In Deutschland wuchs das Bruttoinlandsprodukt (BIP) pro Kopf laut OECD zwischen 1990 und 2010 inflationsbereinigt um etwa 26 Prozent. Wäre die Ungleichheit auf dem Niveau von Mitte der 80er Jahre verharrt, hätte das Plus um fast sechs Prozentpunkte höher ausfallen können. Für Österreich sind in dem Bericht keine vergleichbaren Daten ausgewiesen.
Weniger Investition in Bildung
Dafür sieht die OECD vor allem einen Grund: Ärmere investieren in der Regel weniger in Bildung. Kinder aus sozial schwächeren Familien hätten daher weniger Bildungschancen. „Wachsen und gedeihen werden vor allem jene Länder, die alles daransetzen, dass ihre Bürger von klein auf gleiche Chancen haben.“
Eine Umverteilung von oben nach unten mittels Steuern und Transfers sei nicht zwangsläufig wachstumsschädlich, solange entsprechende Maßnahmen zielgenau angewandt werden. Eine solche Verteilungspolitik müsse sich vor allem auf Familien mit Kindern sowie auf junge Menschen konzentrieren und deren Lernchancen verbessern.
Konkrete Handlungsanleitungen
OECD-Chef Gurria stellte klar, dass die Ungleichheit „keinswegs unvermeidbar“ sei. Der Bericht zeige „klar, dass die Weiterbildung von Arbeitern und Angestellten das mit Abstand stärkste Instrument“ sei, um steigender Ungleichheit zu begegnen. Diese „Investition“ müsse in der frühen Kindheit beginnen und durch die gesamte Bildungslaufbahn und am Arbeitsplatz fortgesetzt werden.
Außerdem forderte die OECD in dem Arbeitspapier ihre Mitgliedsländer auf „sicherzustellen“, dass die Reicheren ihren „fairen Anteil“ zur Steuerlast beitragen. Konkret schlägt die OECD vor, die Höchststeuersätze anzuheben, Steuerhinterziehung stärker zu bekämpfen, Abschreibmöglichkeiten zu streichen und die Rolle jeder Form von Besitz- und Vermögenssteuer „neu zu bewerten“.
Reformen bei Pensionssystemen nötig
Trotz Fortschritten auf dem Weg zu nachhaltigeren Pensionssystemen sind nach Einschätzung der OECD mehr Reformen in den Mitgliedsländern nötig. Dazu zwängen der demografische Wandel und die schwache weltweite Konjunktur, heißt es im am Montag in Paris und Berlin erschienenen Pensionsausblick. „Wir müssen besser erklären, dass akzeptable Pensionen nur möglich sind, wenn wir länger arbeiten und mehr einzahlen“, so Gurria zu dem Bericht.

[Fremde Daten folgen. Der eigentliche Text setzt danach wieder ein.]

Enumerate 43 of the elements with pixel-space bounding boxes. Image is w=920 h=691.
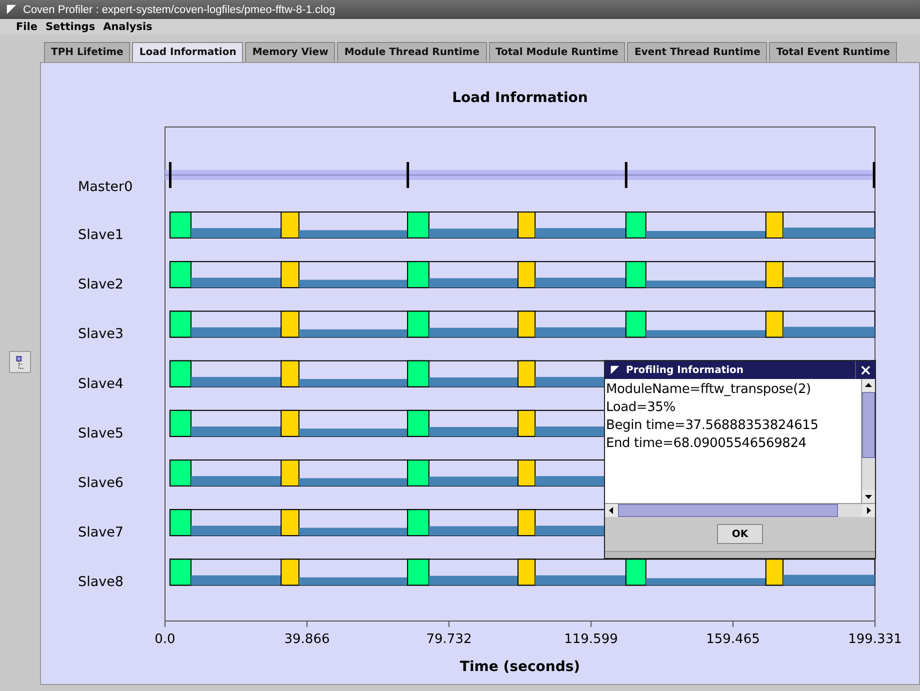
axis-tick-label: 119.599 [564, 632, 618, 647]
tab[interactable]: Memory View [245, 42, 336, 62]
lane-label: Slave2 [78, 276, 124, 293]
menu-item[interactable]: File [16, 21, 38, 34]
axis-tick-label: 159.465 [706, 632, 760, 647]
dialog-title: Profiling Information [626, 364, 745, 376]
window-title: Coven Profiler : expert-system/coven-logfiles/pmeo-fftw-8-1.clog [23, 4, 336, 16]
timeline-bar-drawing[interactable] [169, 212, 876, 238]
lane-label: Slave4 [78, 376, 124, 392]
axis-tick-label: 79.732 [426, 632, 472, 647]
lane-label: Slave6 [78, 475, 124, 491]
tab[interactable]: Total Module Runtime [488, 42, 626, 62]
tab[interactable]: Load Information [132, 42, 244, 62]
lane-label: Slave7 [78, 524, 124, 541]
lane-label: Slave8 [78, 574, 124, 590]
lane-label: Master0 [78, 179, 133, 195]
axis-tick-label: 199.331 [848, 632, 902, 647]
timeline-bar-drawing[interactable] [169, 261, 876, 288]
info-line: Begin time=37.56888353824615 [605, 417, 820, 435]
info-line: Load=35% [605, 399, 676, 417]
timeline-bar-drawing[interactable] [169, 310, 876, 338]
tab[interactable]: Module Thread Runtime [337, 42, 486, 62]
info-line: End time=68.09005546569824 [605, 435, 808, 453]
axis-tick-label: 0.0 [154, 632, 176, 647]
tab[interactable]: TPH Lifetime [44, 42, 130, 62]
lane-label: Slave1 [78, 227, 124, 243]
timeline-bar-drawing[interactable] [169, 558, 876, 586]
lane-label: Slave3 [78, 326, 124, 342]
tree-view-button[interactable] [9, 351, 31, 373]
menu-item[interactable]: Analysis [103, 21, 152, 34]
horizontal-scrollbar[interactable] [605, 503, 875, 517]
chart-title: Load Information [452, 90, 588, 106]
tab[interactable]: Event Thread Runtime [627, 42, 768, 62]
ok-button[interactable]: OK [717, 524, 763, 544]
window-menu-icon[interactable] [6, 4, 17, 16]
info-line: ModuleName=fftw_transpose(2) [605, 381, 812, 399]
axis-title: Time (seconds) [460, 659, 580, 675]
tab[interactable]: Total Event Runtime [769, 42, 898, 62]
axis-tick-label: 39.866 [284, 632, 330, 647]
vertical-scrollbar[interactable] [861, 379, 875, 503]
lane-label: Slave5 [78, 425, 124, 442]
tree-icon [16, 356, 24, 368]
menu-item[interactable]: Settings [46, 21, 96, 34]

Geringes Wirtschaftswachstum sowie niedrige Zinssätze und Renditen verschärften den Druck, dem öffentliche und private Pensionssysteme ausgesetzt seien, heißt es in dem Bericht. Setzten Länder das Pensionsalter hinauf, dann müsse unbedingt auch mehr dafür getan werden, dass Ältere einen Arbeitsplatz finden und behalten könnten. Besonders wichtig seien Maßnahmen gegen Altersdiskriminierung. Junge Menschen hingegen sollten auf die langfristige Stabilität des Pensionssystems vertrauen können, es sei wichtig, Reformbedarf auch zu vermitteln.